Baddeley is almost a parody of the puffed-up modern athlete. Packaged by Nike, he has a swing coach, a personal trainer, a nutritionist and, at the Honda, two publicists. Badds.com is chock-full of exclamations ("Q: 'Do you sing while walking down the fairway?' A: 'Yes...always!' ") and apprises fans of Baddeley's affinity for the band Powderfinger, algae bars and Britney Spears, as well as his abhorrence of bad fashion. Anticipating that he will soon earn a Tour card, Baddeley has bought a condo at Grayhawk Golf Club in Scottsdale, Ariz., where he joins Phil Mickelson in high-stakes games.
Scott's intense but understated approach is closer to the traditional Australian sports ethos. The best Scott's agent, Anthony Castellaro of IMG, can do when asked to name his client's most distinguishable characteristic is say that Scott "hates cheese." But there's more to the young man than that. Scott says he is interested in fashion. (He endorses the same apparel company, J. Lindeberg, as retrochic Parnevik but prefers classic ensembles.) Above all, fellow Australians consider Scott to be easy company.

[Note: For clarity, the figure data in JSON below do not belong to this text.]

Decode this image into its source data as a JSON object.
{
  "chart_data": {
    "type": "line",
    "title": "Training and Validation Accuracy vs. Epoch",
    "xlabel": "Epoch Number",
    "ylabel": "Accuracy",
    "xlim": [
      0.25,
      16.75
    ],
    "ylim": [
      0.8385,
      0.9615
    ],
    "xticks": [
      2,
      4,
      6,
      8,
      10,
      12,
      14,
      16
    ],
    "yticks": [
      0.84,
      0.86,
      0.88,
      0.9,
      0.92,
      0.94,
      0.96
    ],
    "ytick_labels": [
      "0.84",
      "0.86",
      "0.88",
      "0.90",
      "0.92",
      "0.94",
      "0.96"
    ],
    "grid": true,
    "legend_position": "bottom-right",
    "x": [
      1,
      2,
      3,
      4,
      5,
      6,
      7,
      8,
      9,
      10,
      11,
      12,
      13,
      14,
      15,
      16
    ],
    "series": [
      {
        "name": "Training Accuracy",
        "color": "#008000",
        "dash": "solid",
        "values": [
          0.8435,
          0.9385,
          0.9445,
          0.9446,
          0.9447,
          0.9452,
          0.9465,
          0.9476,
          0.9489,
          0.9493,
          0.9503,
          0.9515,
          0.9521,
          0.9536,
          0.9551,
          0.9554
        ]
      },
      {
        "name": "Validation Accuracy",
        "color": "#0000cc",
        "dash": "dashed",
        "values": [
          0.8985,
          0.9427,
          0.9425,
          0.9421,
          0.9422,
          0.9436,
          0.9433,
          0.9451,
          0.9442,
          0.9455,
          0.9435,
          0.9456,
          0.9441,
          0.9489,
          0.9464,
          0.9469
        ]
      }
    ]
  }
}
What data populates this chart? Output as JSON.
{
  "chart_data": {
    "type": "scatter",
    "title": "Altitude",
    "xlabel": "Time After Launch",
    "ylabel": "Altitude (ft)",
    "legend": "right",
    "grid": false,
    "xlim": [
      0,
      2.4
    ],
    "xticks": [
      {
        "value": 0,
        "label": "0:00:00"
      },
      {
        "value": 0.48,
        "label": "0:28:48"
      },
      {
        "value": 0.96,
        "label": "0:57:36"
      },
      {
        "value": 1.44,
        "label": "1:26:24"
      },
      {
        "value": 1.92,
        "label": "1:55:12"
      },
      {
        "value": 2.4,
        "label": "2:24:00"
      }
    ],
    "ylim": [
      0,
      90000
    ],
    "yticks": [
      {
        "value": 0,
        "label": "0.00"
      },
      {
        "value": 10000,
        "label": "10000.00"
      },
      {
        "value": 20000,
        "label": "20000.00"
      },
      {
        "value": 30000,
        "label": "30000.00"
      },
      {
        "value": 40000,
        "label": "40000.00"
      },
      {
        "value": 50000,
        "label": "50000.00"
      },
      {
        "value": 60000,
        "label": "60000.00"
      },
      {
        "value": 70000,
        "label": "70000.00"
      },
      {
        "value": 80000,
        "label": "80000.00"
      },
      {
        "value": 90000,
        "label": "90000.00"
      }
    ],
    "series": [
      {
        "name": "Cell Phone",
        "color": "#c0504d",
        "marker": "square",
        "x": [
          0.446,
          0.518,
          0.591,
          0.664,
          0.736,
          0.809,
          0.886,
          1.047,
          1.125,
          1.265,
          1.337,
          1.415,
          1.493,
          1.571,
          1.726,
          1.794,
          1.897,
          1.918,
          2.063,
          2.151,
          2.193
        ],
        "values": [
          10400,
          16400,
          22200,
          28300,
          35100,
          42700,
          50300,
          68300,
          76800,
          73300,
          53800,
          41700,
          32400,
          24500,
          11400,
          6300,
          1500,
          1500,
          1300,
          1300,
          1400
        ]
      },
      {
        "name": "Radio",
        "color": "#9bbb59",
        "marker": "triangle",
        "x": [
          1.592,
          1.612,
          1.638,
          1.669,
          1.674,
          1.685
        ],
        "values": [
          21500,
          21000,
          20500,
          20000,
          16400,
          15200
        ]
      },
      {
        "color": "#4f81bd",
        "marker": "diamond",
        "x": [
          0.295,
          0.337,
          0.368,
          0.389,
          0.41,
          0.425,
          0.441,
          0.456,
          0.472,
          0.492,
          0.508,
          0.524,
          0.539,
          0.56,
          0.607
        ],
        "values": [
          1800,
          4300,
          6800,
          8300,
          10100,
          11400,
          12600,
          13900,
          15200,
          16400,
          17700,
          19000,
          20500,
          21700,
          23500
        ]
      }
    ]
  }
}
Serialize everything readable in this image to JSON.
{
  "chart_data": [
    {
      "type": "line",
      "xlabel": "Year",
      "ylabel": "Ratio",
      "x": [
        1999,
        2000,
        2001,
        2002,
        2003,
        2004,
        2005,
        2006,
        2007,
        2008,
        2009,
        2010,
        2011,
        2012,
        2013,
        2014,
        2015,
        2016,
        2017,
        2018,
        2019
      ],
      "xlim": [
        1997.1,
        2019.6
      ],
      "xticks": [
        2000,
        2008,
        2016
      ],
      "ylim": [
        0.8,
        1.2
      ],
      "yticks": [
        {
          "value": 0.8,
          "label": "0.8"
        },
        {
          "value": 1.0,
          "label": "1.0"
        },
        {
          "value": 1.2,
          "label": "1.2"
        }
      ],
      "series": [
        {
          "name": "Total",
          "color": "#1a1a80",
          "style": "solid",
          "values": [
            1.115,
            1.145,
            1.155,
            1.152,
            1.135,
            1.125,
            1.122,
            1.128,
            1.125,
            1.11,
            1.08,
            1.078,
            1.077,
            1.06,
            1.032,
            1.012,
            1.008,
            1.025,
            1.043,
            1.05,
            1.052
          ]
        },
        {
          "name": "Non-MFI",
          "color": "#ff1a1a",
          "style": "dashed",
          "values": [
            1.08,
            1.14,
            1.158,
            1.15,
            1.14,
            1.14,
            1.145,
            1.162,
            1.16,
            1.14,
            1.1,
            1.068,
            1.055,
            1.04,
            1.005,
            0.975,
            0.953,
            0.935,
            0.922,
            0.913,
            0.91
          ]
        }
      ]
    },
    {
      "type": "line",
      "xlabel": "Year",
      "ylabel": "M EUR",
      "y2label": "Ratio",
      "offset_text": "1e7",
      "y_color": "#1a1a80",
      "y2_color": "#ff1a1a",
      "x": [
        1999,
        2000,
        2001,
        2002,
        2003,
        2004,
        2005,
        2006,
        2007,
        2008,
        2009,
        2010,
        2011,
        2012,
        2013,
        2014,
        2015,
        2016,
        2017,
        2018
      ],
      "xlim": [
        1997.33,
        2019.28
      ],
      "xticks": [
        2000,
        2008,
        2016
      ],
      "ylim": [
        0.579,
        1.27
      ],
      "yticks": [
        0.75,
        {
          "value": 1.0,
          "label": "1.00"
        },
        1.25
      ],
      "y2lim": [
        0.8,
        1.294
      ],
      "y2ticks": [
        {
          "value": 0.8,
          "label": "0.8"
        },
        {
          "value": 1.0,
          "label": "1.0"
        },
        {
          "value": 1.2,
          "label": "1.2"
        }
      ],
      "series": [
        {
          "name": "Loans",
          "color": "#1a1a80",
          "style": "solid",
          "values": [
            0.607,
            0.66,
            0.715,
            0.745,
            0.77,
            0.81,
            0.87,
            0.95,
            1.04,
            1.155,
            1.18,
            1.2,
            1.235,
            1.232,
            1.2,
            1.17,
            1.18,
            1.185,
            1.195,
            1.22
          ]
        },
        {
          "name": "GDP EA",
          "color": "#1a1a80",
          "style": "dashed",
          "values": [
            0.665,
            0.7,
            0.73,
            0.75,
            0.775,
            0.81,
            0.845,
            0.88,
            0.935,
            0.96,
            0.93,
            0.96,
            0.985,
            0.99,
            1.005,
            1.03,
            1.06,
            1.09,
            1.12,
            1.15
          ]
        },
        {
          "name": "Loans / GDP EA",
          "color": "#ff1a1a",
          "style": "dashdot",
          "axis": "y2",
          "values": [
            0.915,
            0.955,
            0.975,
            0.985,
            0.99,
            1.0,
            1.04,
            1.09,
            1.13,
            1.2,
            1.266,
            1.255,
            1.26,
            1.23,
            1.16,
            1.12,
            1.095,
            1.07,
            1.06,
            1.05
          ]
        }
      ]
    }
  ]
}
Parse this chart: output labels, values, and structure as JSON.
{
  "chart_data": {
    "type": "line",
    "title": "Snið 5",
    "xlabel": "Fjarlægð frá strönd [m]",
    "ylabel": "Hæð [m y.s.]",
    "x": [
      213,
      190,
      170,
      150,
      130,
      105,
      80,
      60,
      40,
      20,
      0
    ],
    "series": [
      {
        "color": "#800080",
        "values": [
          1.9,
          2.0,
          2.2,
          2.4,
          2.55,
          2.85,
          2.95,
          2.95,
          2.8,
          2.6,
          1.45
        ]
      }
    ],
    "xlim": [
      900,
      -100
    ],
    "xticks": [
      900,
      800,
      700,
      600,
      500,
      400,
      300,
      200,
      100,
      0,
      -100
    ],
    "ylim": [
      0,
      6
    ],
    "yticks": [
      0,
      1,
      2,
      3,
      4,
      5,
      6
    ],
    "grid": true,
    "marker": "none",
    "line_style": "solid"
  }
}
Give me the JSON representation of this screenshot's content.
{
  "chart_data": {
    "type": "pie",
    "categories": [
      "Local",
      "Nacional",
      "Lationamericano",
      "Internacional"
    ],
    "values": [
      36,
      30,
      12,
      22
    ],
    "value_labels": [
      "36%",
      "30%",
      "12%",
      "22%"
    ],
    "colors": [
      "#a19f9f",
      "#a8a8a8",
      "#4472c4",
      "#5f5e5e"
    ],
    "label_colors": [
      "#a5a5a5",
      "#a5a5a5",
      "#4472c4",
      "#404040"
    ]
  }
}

Among his peers, Baddeley's self-assuredness is wearing thin. "The kid is up himself," says one Aussie pro. Butch Harmon, Scott's swing coach, let Baddeley have it in January. "He's a nice enough young man, but he's a bit full of himself," Harmon said.
Baddeley responded by winning the Greg Norman Holden Invitational two weeks later for his third pro victory, further testimony to his knack for the dramatic. (He was 18 when he beat Norman and Colin Montgomerie while winning the '99 Australian Open.) On Tour his swing is much admired. "He's fundamentally one of the most sound players you'll see," says Mickelson.
Scott's swing, taught to him by his golf-pro father, Phil, is equally impressive. In speed, shape and follow-through it bears a striking resemblance to Woods's. Last year at the European tour stop in Belgium he led the field in driving distance and accuracy. "He's a world-beater," says Dean Robertson of Scotland, who narrowly lost to Scott at the Euro tour's Alfred Dunhill Championship in Johannesburg in January. "Adam will win majors. He'll compete against Tiger. Maybe not right now but soon."
Scott downplays any rivalry with Baddeley. "I don't mind that he has gotten more attention," he says. "He has won a bit more. He has high expectations for how he plays over here."